Giuliano Poletti: il video delle scuse

Le dichiarazioni sui cervelli in fuga dall’Italia di Giuliano Poletti, ministro del Lavoro e delle Politiche Sociali, fanno scoppiare indignazione e risentimento in tutta la nazione.

Il ministro, ospite a Fano a un incontro organizzato dal Partito Democratico per discutere sui temi dell’economia e della cooperazione nel territorio marchigiano, si era lasciato andare a una considerazione del tutto sconveniente sui giovani italiani costretti a recarsi all’estero in cerca di un lavoro, quello che in Italia tra voucher, Jobs Act e pensioni “inarrivabili” è una possibilità oltre il remoto.

«Intanto – ha sostenuto Poletti – bisogna correggere un’opinione secondo cui quelli che se ne vanno sono sempre i migliori. Se ne vanno 100mila, ce ne sono 60 milioni qui: sarebbe a dire che i 100mila bravi e intelligenti se ne sono andati e quelli che sono rimasti qui sono tutti dei “pistola”. Permettetemi di contestare questa tesi». E fin qui nulla da eccepire, ma poi il Ministro Giuliano Poletti prosegue e l’epilogo non può che far discutere: «Conosco gente che è andata via e che è bene che stia dove è andata, perché sicuramente questo Paese non soffrirà a non averli più fra i piedi».

 

M5S, Lega Nord, Sinistra Italiana, Dem e alcuni esponenti del Gruppo Misto depositano in Senato una mozione di sfiducia contro Giuliano Poletti e la Lega annuncia anche un esposto sui finanziamenti pubblici, quasi mezzo milione di euro di contributi in tre anni, per Poletti Jr e il suo giornale romagnolo Setteserequi edito da una Coop di giornalisti.

La polemica scaturisce l’obbligato mea culpa di Giuliano Poletti, che certamente non si dimetterà ma prova a spegnere gli animi: «Evidentemente mi sono espresso male e me ne scuso.

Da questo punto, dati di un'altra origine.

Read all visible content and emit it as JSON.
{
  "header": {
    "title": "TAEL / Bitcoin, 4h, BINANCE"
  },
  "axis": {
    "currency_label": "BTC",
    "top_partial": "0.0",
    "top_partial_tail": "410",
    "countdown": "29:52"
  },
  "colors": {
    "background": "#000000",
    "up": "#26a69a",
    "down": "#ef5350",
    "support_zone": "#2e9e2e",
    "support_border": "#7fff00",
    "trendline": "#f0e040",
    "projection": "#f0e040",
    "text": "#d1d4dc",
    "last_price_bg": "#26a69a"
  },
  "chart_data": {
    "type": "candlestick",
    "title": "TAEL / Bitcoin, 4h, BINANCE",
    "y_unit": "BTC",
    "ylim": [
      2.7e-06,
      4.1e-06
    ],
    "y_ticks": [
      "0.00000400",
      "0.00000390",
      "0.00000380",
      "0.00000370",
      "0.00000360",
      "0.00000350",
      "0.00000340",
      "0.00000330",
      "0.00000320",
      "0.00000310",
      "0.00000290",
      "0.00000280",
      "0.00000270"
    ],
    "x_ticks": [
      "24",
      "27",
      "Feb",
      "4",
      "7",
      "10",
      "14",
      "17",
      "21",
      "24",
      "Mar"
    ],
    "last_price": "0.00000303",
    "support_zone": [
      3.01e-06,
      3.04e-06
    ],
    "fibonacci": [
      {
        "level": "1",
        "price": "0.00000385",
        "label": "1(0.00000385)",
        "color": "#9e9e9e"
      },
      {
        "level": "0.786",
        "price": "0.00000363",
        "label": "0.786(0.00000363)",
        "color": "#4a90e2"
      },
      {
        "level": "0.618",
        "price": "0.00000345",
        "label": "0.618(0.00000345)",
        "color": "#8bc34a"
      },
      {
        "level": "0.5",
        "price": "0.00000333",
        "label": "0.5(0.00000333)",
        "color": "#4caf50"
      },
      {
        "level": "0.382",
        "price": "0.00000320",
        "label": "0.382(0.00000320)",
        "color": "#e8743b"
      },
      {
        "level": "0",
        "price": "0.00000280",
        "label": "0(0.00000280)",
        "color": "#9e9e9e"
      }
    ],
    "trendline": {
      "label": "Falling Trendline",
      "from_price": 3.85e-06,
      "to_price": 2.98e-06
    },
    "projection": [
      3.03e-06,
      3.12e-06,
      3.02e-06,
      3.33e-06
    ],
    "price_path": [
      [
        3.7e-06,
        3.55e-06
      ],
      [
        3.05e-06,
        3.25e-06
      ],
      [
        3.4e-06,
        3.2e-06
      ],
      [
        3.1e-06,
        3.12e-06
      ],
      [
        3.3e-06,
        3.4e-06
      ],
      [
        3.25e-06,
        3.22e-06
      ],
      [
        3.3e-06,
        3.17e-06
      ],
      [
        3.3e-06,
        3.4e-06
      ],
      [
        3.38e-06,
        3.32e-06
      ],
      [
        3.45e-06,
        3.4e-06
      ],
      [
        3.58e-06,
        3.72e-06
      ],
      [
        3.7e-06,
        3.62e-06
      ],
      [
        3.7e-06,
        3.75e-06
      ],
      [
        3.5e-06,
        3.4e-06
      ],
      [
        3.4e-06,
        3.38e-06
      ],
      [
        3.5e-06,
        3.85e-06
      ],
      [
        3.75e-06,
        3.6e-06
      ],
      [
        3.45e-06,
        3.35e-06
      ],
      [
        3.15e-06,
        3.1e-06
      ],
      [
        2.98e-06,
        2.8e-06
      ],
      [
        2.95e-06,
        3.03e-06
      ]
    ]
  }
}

Non mi sono mai sognato di pensare che è un bene per l’Italia il fatto che dei giovani se ne vadano all’estero – chiarisce Giuliano Poletti in un video pubblicato sulla sua pagina FB – penso, semplicemente, che non è giusto affermare che a lasciare il nostro Paese siano i migliori e che, di conseguenza, tutti gli altri che rimangono hanno meno competenze e qualità degli altri. Ritengo, invece, che è utile che i nostri giovani possano fare esperienze all’estero, ma che dobbiamo dare loro l’opportunità tornare nel nostro Paese e di poter esprimere qui le loro capacità e le loro energie».

Costretti ai cosiddetti buoni lavoro, a trovare la fugace felicità anche nella più piccola e precaria opportunità lavorativa, a subire la mortificazione costante di persone che senza titolo alcuno rivestono le più alte cariche dello Stato, a vedere chi sbaglia uscire dalla porta e rientrare dalla finestra, scusate dunque, se i più coraggiosi provano ad andare all’estero alla ricerca di un Paese fondato realmente sul lavoro.